Our EC2 prototype of this on one of the m3 class instances could do the work in about 2 minutes which seemed a perfect opportunity to port to Lambda.

Even on the top memory instance at the time (1536mb), the job just couldn't finish, timing out after 5 minutes. The code was multi threaded, to parallelise the downloads, but not matter how much we tweaked this the Lambda would just never complete in time.

As you don't have visibility of the internal we didn't know whether this was due to CPU constraints (decompressing lots of GZIP streams), network saturation (downloading files from S3) or what.
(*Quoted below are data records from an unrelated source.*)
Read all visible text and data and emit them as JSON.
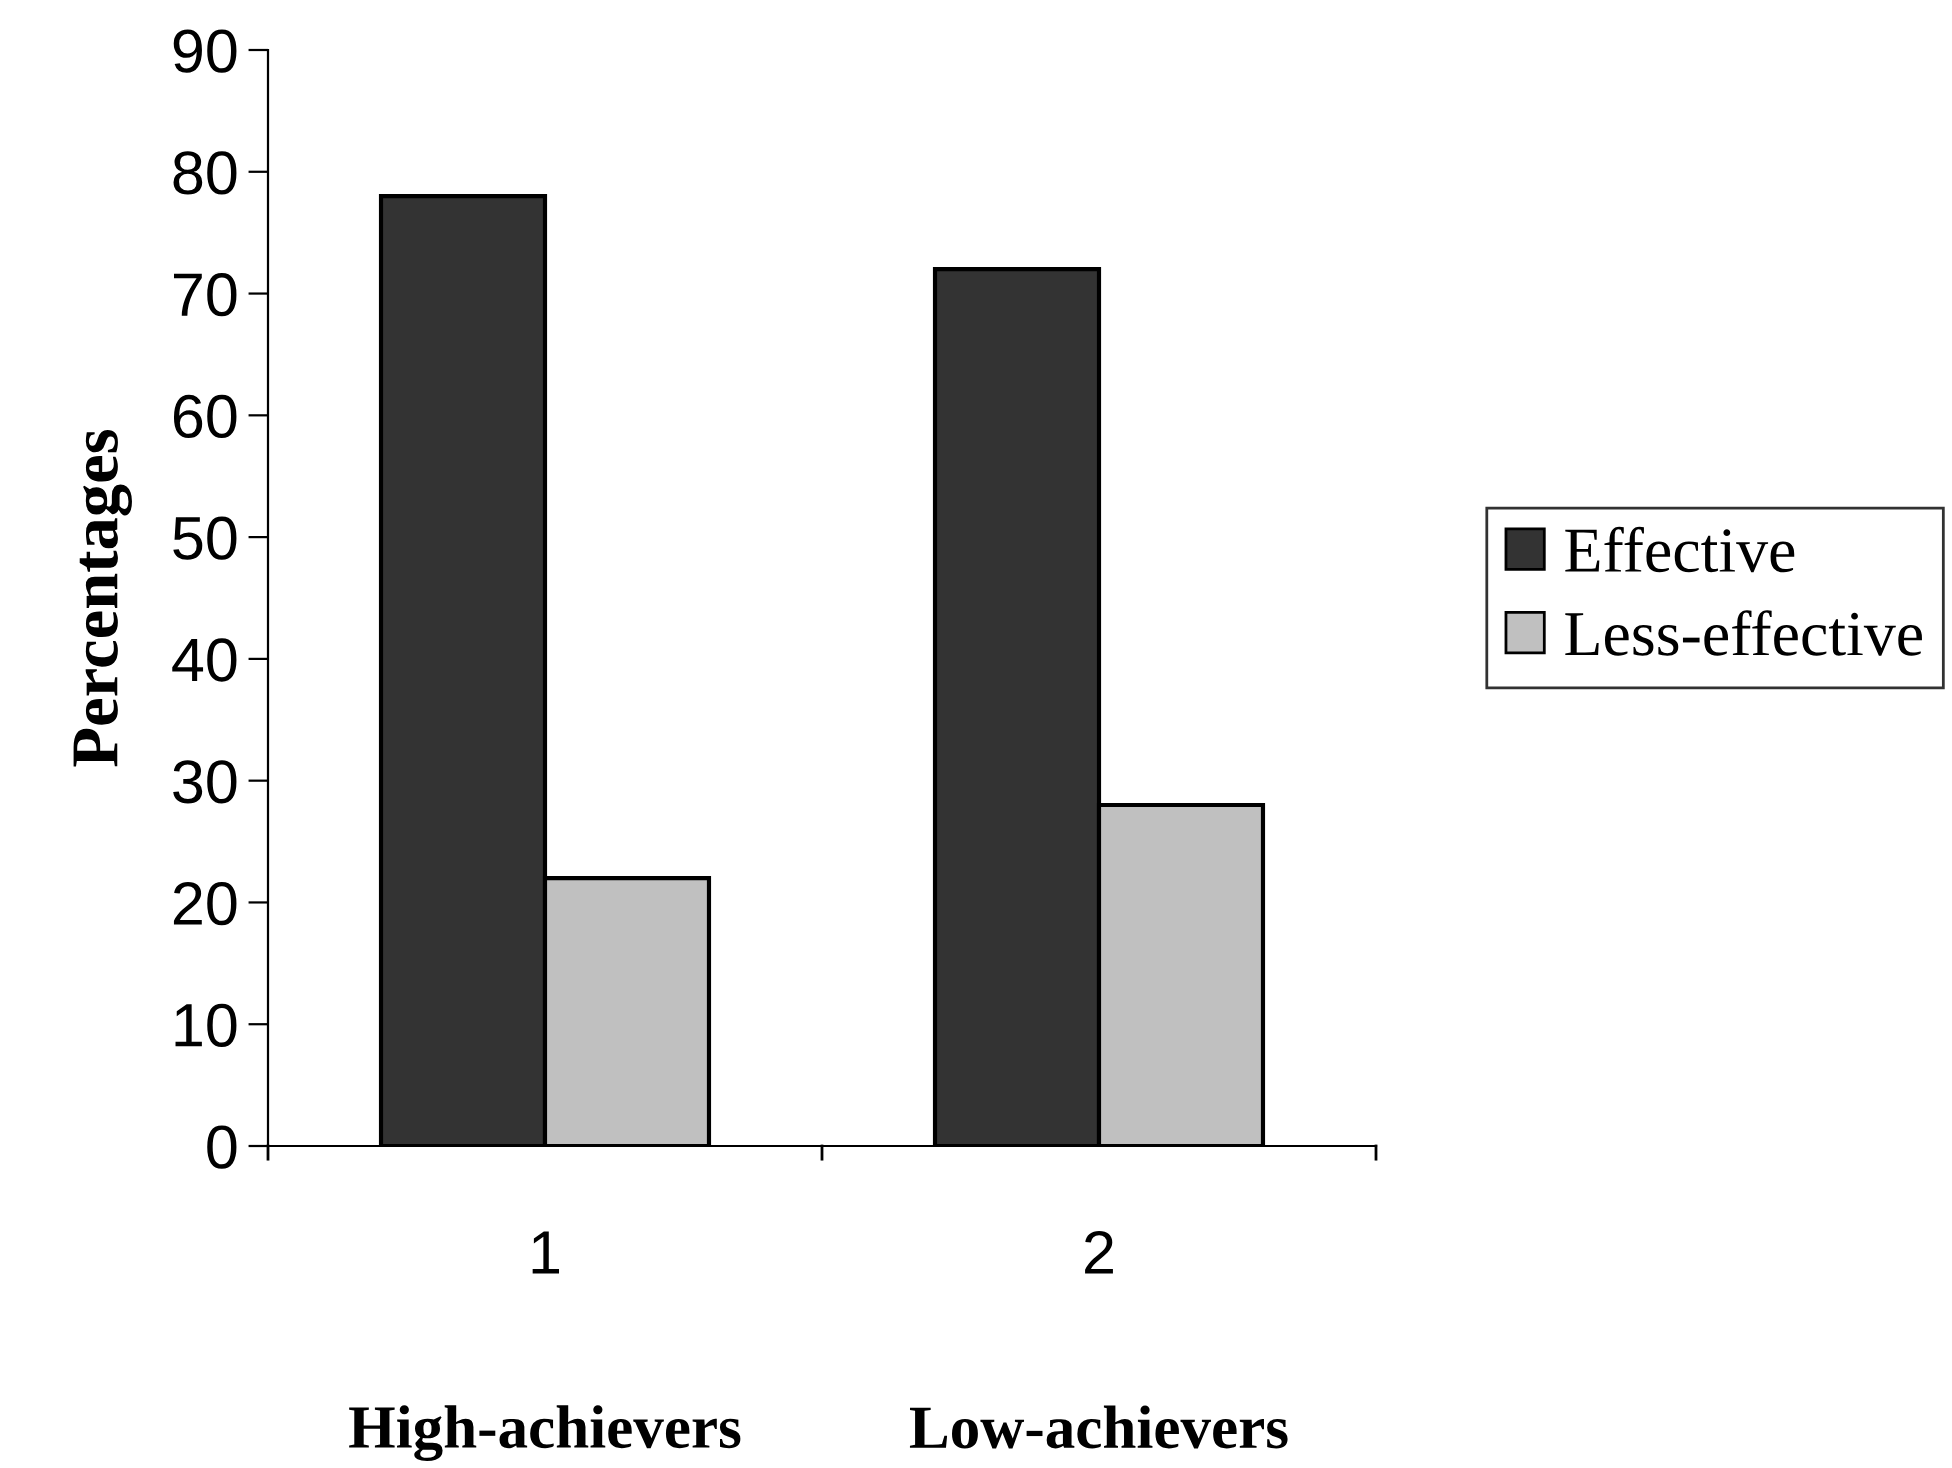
{
  "chart_data": {
    "type": "bar",
    "ylabel": "Percentages",
    "categories": [
      "1",
      "2"
    ],
    "series": [
      {
        "name": "Effective",
        "color": "#333333",
        "values": [
          78,
          72
        ]
      },
      {
        "name": "Less-effective",
        "color": "#c0c0c0",
        "values": [
          22,
          28
        ]
      }
    ],
    "ylim": [
      0,
      90
    ],
    "yticks": [
      0,
      10,
      20,
      30,
      40,
      50,
      60,
      70,
      80,
      90
    ],
    "grid": false,
    "legend": "right",
    "annotations": [
      "High-achievers",
      "Low-achievers"
    ]
  }
}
In the end we gave up. Didn't have the time or resource to keep digging, and just pinned the problem on the use case we were trying to fit was against what Lamba is designed for

Not saying this is an indictment of Lambda, we use it in lots of places, with a lot of critical path code (ETL Pipelines).

3 comments

We’ve found lambda’s x-ray feature to be very helpful wrt finding the source of slowdowns. I know it wasn’t available during the project you were writing about but wanted to mention it for others.
I thought the use case for things like Lambda were more along the lines of rarely used web requests that you'd save money on by not running a full box. I do remember them being slow too.
Nah, I think the scope is wider then that.

In my case we use lambda to perform ETL based on S3 events, so when a file drops into S3, Lambda is invoked to process it.

That works very well for us and is cheaper than running a box 24x7, as the file drops arrive sprodically throughout the day and Lambda can scale to meet the demand.

If your job is easily parallelizable then you can run multiple lambdas in parallel. For the above use case they probably should have kicked off one lambda per prefix or similar.
That's exactly what we were doing. 1 Lambda to download and aggregate all files under a prefix.

The problem was the task just couldn't complete in < 5 minutes.

You have to fan out further then, process each file separately and aggregate the aggregates, using SQS or something else to queue up the processing.

Azure's Durable Functions have an advantage here in making extreme fan-out situations easy.

We considered it, but at the time we just felt implementing map/reduce over Lambda would just introduce a more complex architecture for such a simple problem.

Maybe the recently introduced SQS->Lambda support might make it a bit cleaner, but in the end we opted for EC2.

This is a fight I currently have with our dev-team atm. Situational awareness is a real concern, especially if the code is misbehaving in productive loads. If a solution doesn't give us situational awareness if things go wrong, I object to that solution.